Like many people, I watched the Russian army line up around Ukrainian borders in 2021 and into 2022. They are not going to attack, I said. Putin is posturing. There is no way he will take on the West. He doesn't have the economy to drive this. He has shown himself to be more of a businessman, right? And isn't Russia part of the West? And hasn't the West, as of the beginning of the 21st century, figured out that massive wars are not good for economy? I was wrong, badly wrong. And every bomb or missile that lands in Ukraine, killing people, reminds me. Where did I go wrong? Seeing an honest, realistic interview with Masha Gessen, I looked a little deeper into her background, and found what I may have been looking for: a Putin biography, The Man Without a Face: The Unlikely Rise of Vladimir Putin (2012).

The publication date of The Man Without A Face is important. 2012 is after Russia's war in Georgia, i.e. the brutal crushing of Georgian people by Russian military means. It was written after the start of the Syrian Civil War, an event that Russia played an active and vehement role in (razing civilian areas, chemical weapons, and the list goes on). And 2012 is, of course, before Russia's current involvement in Ukraine, starting with the annexation of Crimea in 2014.

The Man Without a Face is jaded biography. This is not a criticism of the book, rather a baseline for would-be readers. Gessen occupies a journalist's shoes, but is clearly embedded in the situation personally. This is also not to say Gessen's effort lacks facts or objectivity, nor is this a way of defending Putin, which seems impossible. It's only to say Gessen's tenor and the events of Putin's life she chooses to highlight are all by design, that is, rather than maintaining a cool distance.

To dig deeper into the style of the book, Gessen presents most if not all the selected events and conflicts as being per the direction of Putin, up to and including his first election. While many of the terrible stories and events have been corroborated as indeed orchestrated by Putin, up to and including false flag events which killed Russians, there are also events the world will likely never know the full truth of—Putin's first election among them. This is a long way of saying the jaded nature/mood detracts slightly from the veracity of the presentation, lending it more of an emotional drive.
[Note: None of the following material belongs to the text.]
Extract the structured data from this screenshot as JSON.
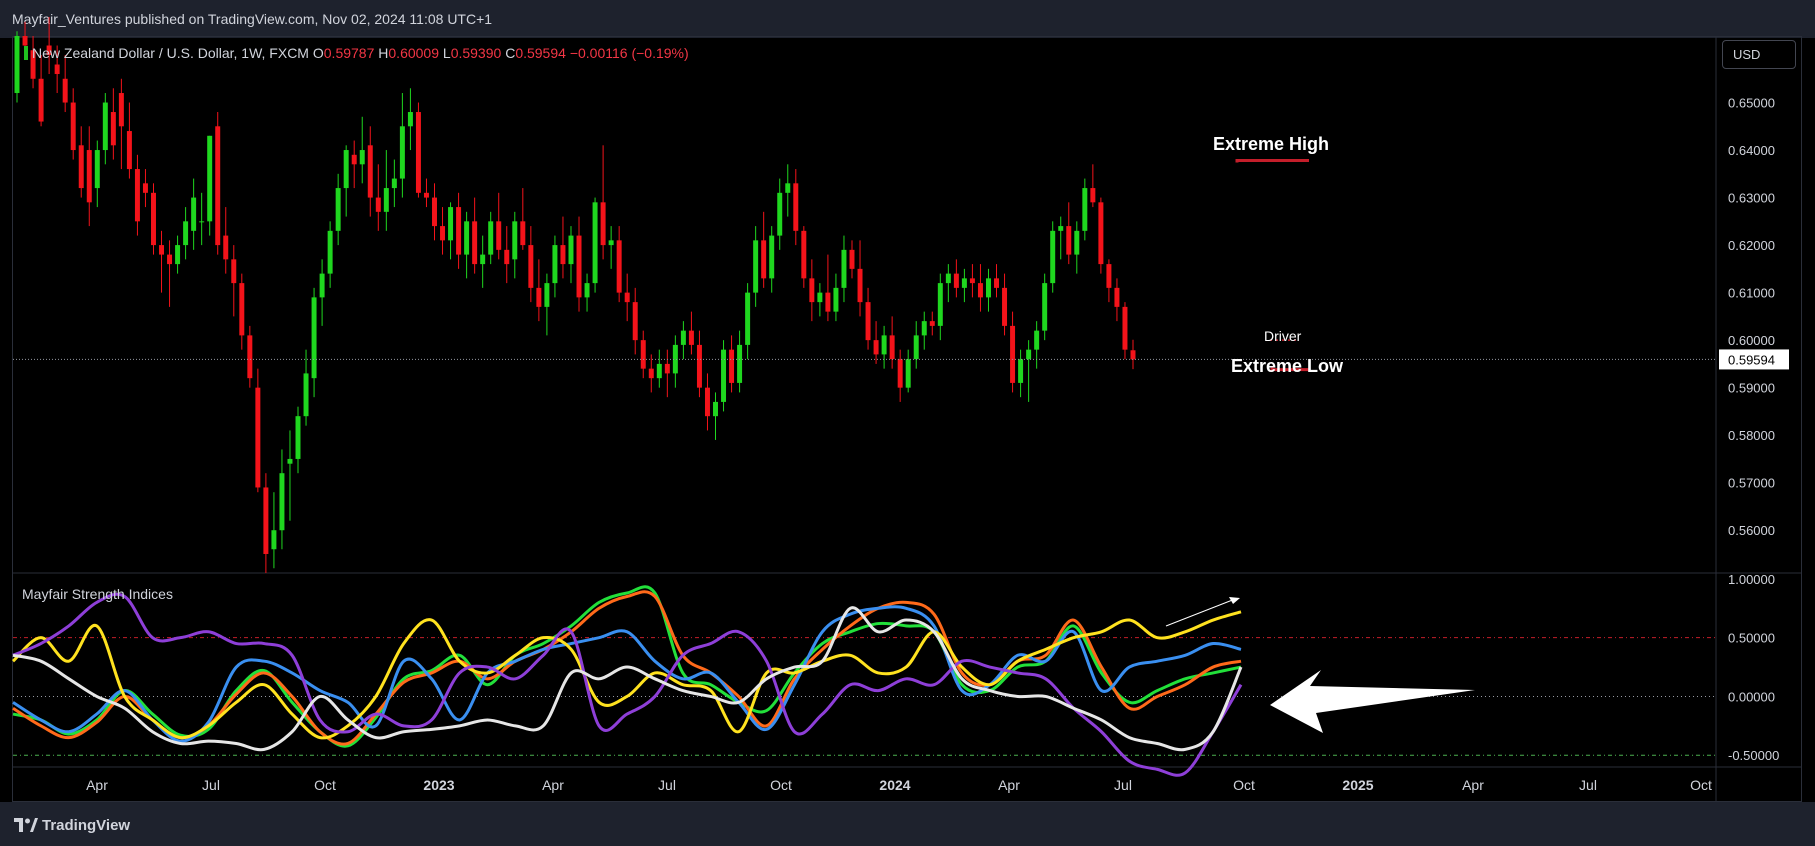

Does The Man Without a Face answer the questions this war has raised in my head—the questions outlined in the intro? Does it explain how such a leader could defy logic and murder thousands of people? Does the reader come to understand better how a sociopath in broad daylight can have the support of millions? To some degree, yes. The track record of decisions and events leading to today are there, making it easy for the reader to connect the dots. That being said, Gessen spends little time looking at Putin's ideological concerns, leaving the reader to assume everything is the result of ego.

Gessen must be complimented for her diction. Word for word, the text is a sharp, glassy read. Moreover, the narrative is made more interesting than the standard birth-childhood-teen-young adult-adult transition of many biographies. Loosely—very loosely—the text flows from Putin's past to present. But Gessen takes a more pointed approach, and the points she would like to make take precedence over the timeline in most cases. Linear biographies can be informative, but in some ways Gessen's approach is more so. Free to move backward and forward in time to pick up and lay out facts and details relevant to that moment in the text, the result is a very layered book that smoothly interchanges between Russian history and Putin's biography.

Whether I knew it or not, The Man Without a Face, despite being published a decade ago, floods the current situation (and Putin's guilt in it) with light. The cold, emotionless personality we see in the media is peeled back—as far as may be possible given it seems Putin himself has never delved too deep. And thus while emotion and hope play a stronger role than perhaps such a book warrants, it nevertheless helps the reader channel Sun Tzu: 'know your enemy'. I assume there are more comprehensive, lengthier biographies on the market, and thus would look to The Man Without a Face as complementary.